One of the most underutilized software applications within a dealership is its CRM software. This application has also been the source of much disappointment in regards to its ability to show a quantifiable return on investment. The reason that this is the case is that in most instances it is improperly sold and implemented as an application only and not as a process. The second reason that CRM gets a bad rap is that the users of the application are usually trained from the perspective of the software developer meaning this is how you do this and this is how you do that, and not from the perspective of a proactive business developer in the dealership selling environment. However, by far the greatest culprit contributing to the ineffectiveness of the CRM application within dealerships is the current ambiguous job description of the automotive selling professional…more on this later.
True selling professionals are always looking for ways to sell more; that’s all that they think about. They are profit motivated, purpose driven and most importantly, ambitiously lazy, so they look at the CRM software as an extension of themselves just like gladiators would use their shields and swords. A gladiator would never think about going into combat without first learning how to correctly use their tools because their very lives depend on it. Likewise a true selling professional knows that their most valuable asset is their book of business, and they also know that the CRM tool is the carrier of that book of business and is worthy of in-depth study and mastery.

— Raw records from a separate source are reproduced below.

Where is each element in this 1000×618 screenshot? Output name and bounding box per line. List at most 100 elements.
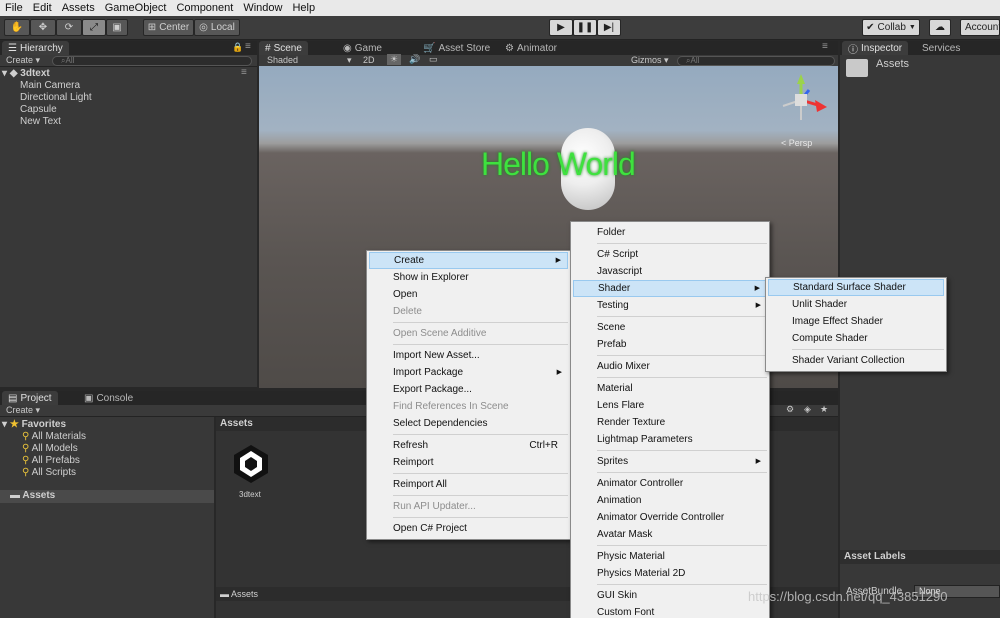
hello-world-3d-text[interactable]: Hello World	[481, 146, 636, 183]
tab-asset-store[interactable]: 🛒 Asset Store	[417, 41, 496, 55]
menu-item-unlit-shader[interactable]: Unlit Shader	[768, 296, 944, 313]
scene-root[interactable]: ▾ ◆ 3dtext	[2, 68, 50, 79]
shading-dropdown[interactable]: Shaded	[267, 55, 298, 65]
filter-label-icon[interactable]: ◈	[804, 404, 811, 415]
favorites-item[interactable]: ⚲ All Materials	[22, 431, 86, 442]
hierarchy-create-button[interactable]: Create ▾	[6, 55, 40, 66]
menu-item-folder[interactable]: Folder	[573, 224, 767, 241]
menu-item-shader[interactable]: Shader ▶	[573, 280, 767, 297]
menu-item-open-csharp-project[interactable]: Open C# Project	[369, 520, 568, 537]
menu-item-material[interactable]: Material	[573, 380, 767, 397]
menu-item-physic-material[interactable]: Physic Material	[573, 548, 767, 565]
menu-help[interactable]: Help	[287, 2, 320, 14]
favorites-item[interactable]: ⚲ All Models	[22, 443, 78, 454]
menu-item-refresh[interactable]: Refresh Ctrl+R	[369, 437, 568, 454]
projection-label[interactable]: < Persp	[781, 138, 812, 148]
menu-item-select-dependencies[interactable]: Select Dependencies	[369, 415, 568, 432]
rect-tool-button[interactable]: ▣	[106, 19, 128, 36]
menu-edit[interactable]: Edit	[28, 2, 57, 14]
mode-2d-button[interactable]: 2D	[363, 55, 375, 65]
account-button[interactable]: Account	[960, 19, 1000, 36]
pivot-local-button[interactable]: ◎ Local	[194, 19, 240, 36]
menu-item-audio-mixer[interactable]: Audio Mixer	[573, 358, 767, 375]
lock-icon[interactable]: 🔒	[232, 42, 243, 53]
menu-item-avatar-mask[interactable]: Avatar Mask	[573, 526, 767, 543]
hierarchy-item[interactable]: Directional Light	[20, 92, 92, 103]
menu-item-javascript[interactable]: Javascript	[573, 263, 767, 280]
tab-services[interactable]: Services	[916, 41, 966, 55]
menu-item-import-new-asset[interactable]: Import New Asset...	[369, 347, 568, 364]
orientation-gizmo[interactable]	[773, 72, 829, 128]
tab-console[interactable]: ▣ Console	[78, 391, 139, 405]
menu-item-image-effect-shader[interactable]: Image Effect Shader	[768, 313, 944, 330]
menu-item-csharp-script[interactable]: C# Script	[573, 246, 767, 263]
favorites-node[interactable]: ▾ ★ Favorites	[2, 419, 66, 430]
hierarchy-item[interactable]: New Text	[20, 116, 61, 127]
menu-item-prefab[interactable]: Prefab	[573, 336, 767, 353]
menu-assets[interactable]: Assets	[57, 2, 100, 14]
menu-item-animation[interactable]: Animation	[573, 492, 767, 509]
tab-game[interactable]: ◉ Game	[337, 41, 388, 55]
menu-item-label: Physic Material	[597, 551, 665, 562]
menu-item-sprites[interactable]: Sprites ▶	[573, 453, 767, 470]
menu-gameobject[interactable]: GameObject	[100, 2, 172, 14]
favorites-item[interactable]: ⚲ All Prefabs	[22, 455, 80, 466]
collab-button[interactable]: ✔ Collab ▼	[862, 19, 920, 36]
menu-item-create[interactable]: Create ▶	[369, 252, 568, 269]
effects-toggle-icon[interactable]: ▭	[429, 54, 438, 65]
filter-type-icon[interactable]: ⚙	[786, 404, 794, 415]
hierarchy-item[interactable]: Capsule	[20, 104, 57, 115]
hand-tool-button[interactable]: ✋	[4, 19, 30, 36]
hierarchy-search-input[interactable]: ⌕All	[52, 56, 252, 66]
pivot-center-button[interactable]: ⊞ Center	[143, 19, 194, 36]
menu-item-scene[interactable]: Scene	[573, 319, 767, 336]
menu-item-standard-surface-shader[interactable]: Standard Surface Shader	[768, 279, 944, 296]
hierarchy-item[interactable]: Main Camera	[20, 80, 80, 91]
rotate-tool-button[interactable]: ⟳	[56, 19, 82, 36]
asset-name[interactable]: 3dtext	[239, 490, 261, 499]
menu-item-animator-override-controller[interactable]: Animator Override Controller	[573, 509, 767, 526]
assets-root-node[interactable]: ▬ Assets	[0, 490, 214, 503]
menu-item-open[interactable]: Open	[369, 286, 568, 303]
menu-item-testing[interactable]: Testing ▶	[573, 297, 767, 314]
menu-item-export-package[interactable]: Export Package...	[369, 381, 568, 398]
tab-inspector[interactable]: ⓘ Inspector	[842, 41, 909, 56]
tab-hierarchy[interactable]: ☰ Hierarchy	[2, 41, 69, 55]
menu-item-shader-variant-collection[interactable]: Shader Variant Collection	[768, 352, 944, 369]
menu-item-show-in-explorer[interactable]: Show in Explorer	[369, 269, 568, 286]
menu-item-import-package[interactable]: Import Package ▶	[369, 364, 568, 381]
panel-menu-icon[interactable]: ≡	[822, 41, 828, 52]
tab-project[interactable]: ▤ Project	[2, 391, 58, 405]
lighting-toggle-icon[interactable]: ☀	[387, 54, 402, 65]
panel-menu-icon[interactable]: ≡	[245, 41, 251, 52]
menu-item-gui-skin[interactable]: GUI Skin	[573, 587, 767, 604]
menu-component[interactable]: Component	[171, 2, 238, 14]
scene-menu-icon[interactable]: ≡	[241, 67, 247, 78]
scale-tool-button[interactable]: ⤢	[82, 19, 106, 36]
menu-item-custom-font[interactable]: Custom Font	[573, 604, 767, 618]
menu-item-compute-shader[interactable]: Compute Shader	[768, 330, 944, 347]
project-create-button[interactable]: Create ▾	[6, 405, 40, 416]
menu-file[interactable]: File	[0, 2, 28, 14]
menu-item-reimport[interactable]: Reimport	[369, 454, 568, 471]
move-tool-button[interactable]: ✥	[30, 19, 56, 36]
gizmos-dropdown[interactable]: Gizmos ▾	[631, 55, 669, 66]
pause-button[interactable]: ❚❚	[573, 19, 597, 36]
menu-item-animator-controller[interactable]: Animator Controller	[573, 475, 767, 492]
favorites-item[interactable]: ⚲ All Scripts	[22, 467, 76, 478]
audio-toggle-icon[interactable]: 🔊	[409, 54, 420, 65]
step-button[interactable]: ▶|	[597, 19, 621, 36]
cloud-button[interactable]: ☁	[929, 19, 951, 36]
menu-item-reimport-all[interactable]: Reimport All	[369, 476, 568, 493]
menu-item-render-texture[interactable]: Render Texture	[573, 414, 767, 431]
menu-window[interactable]: Window	[238, 2, 287, 14]
menu-item-physics-material-2d[interactable]: Physics Material 2D	[573, 565, 767, 582]
favorite-star-icon[interactable]: ★	[820, 404, 828, 415]
scene-search-input[interactable]: ⌕All	[677, 56, 835, 66]
tab-scene[interactable]: # Scene	[259, 41, 308, 55]
menu-item-lightmap-parameters[interactable]: Lightmap Parameters	[573, 431, 767, 448]
unity-scene-asset-icon[interactable]	[228, 441, 274, 487]
menu-item-lens-flare[interactable]: Lens Flare	[573, 397, 767, 414]
tab-animator[interactable]: ⚙ Animator	[499, 41, 563, 55]
play-button[interactable]: ▶	[549, 19, 573, 36]
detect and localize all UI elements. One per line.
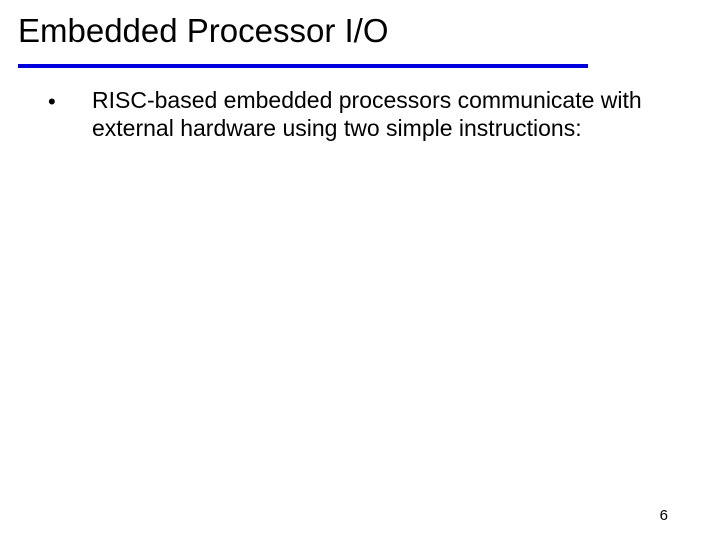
page-number: 6 <box>660 507 668 524</box>
slide-title: Embedded Processor I/O <box>0 0 720 64</box>
bullet-text: RISC-based embedded processors communica… <box>92 86 652 142</box>
slide-content: • RISC-based embedded processors communi… <box>0 68 720 142</box>
bullet-mark: • <box>48 86 92 116</box>
bullet-item: • RISC-based embedded processors communi… <box>48 86 680 142</box>
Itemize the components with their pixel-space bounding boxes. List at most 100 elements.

Most managers in our industry will acknowledge the importance of the CRM software from the perspective that it beats using the paper logs, and if it is integrated to some form of desking tool to monitor salespeople, all the better. But they miss the mark when it comes to leveraging this powerful application’s ability to take their business to a whole new level. CRM the software and CRM the process sit quietly at the heart of every business development strategy. Its ability to identify, track and measure selling and marketing opportunities as well as personnel performance often goes unnoticed or overlooked by its users. The reason that this usually happens is that most of its users fail to see the connection between the software, the sales activities and the human interaction experience so as a result, mapping out the processes that connects all three is foreign to them. Making this distinction is the essence of CRM and the reason that many businesses are having a difficult time maximizing their ROI of the CRM investment.
To some of you this may sound like gibberish, but please hang in there with me a little while longer as it is all about to make sense. By redefining the job functions of a salesperson to include outlining the expectations of everyone who will be affected and then matching up these job functions with what today’s dealers are going to need to succeed, then you will see that there are gaps in what they know and what they need to know that are preventing them from meeting the performance expectations. Here is the big deal, by breaking down Business Development, the Road to the Sale and Customer Relationship Management into activities and then mapping out these activities into processes to be associated with the appropriate marketing sequences, triggers and branding pieces etc., will reveal the necessary ingredients to redefine the job description that will not only make the salesperson better, but also make CRM as software begin to pay a tremendous ROI.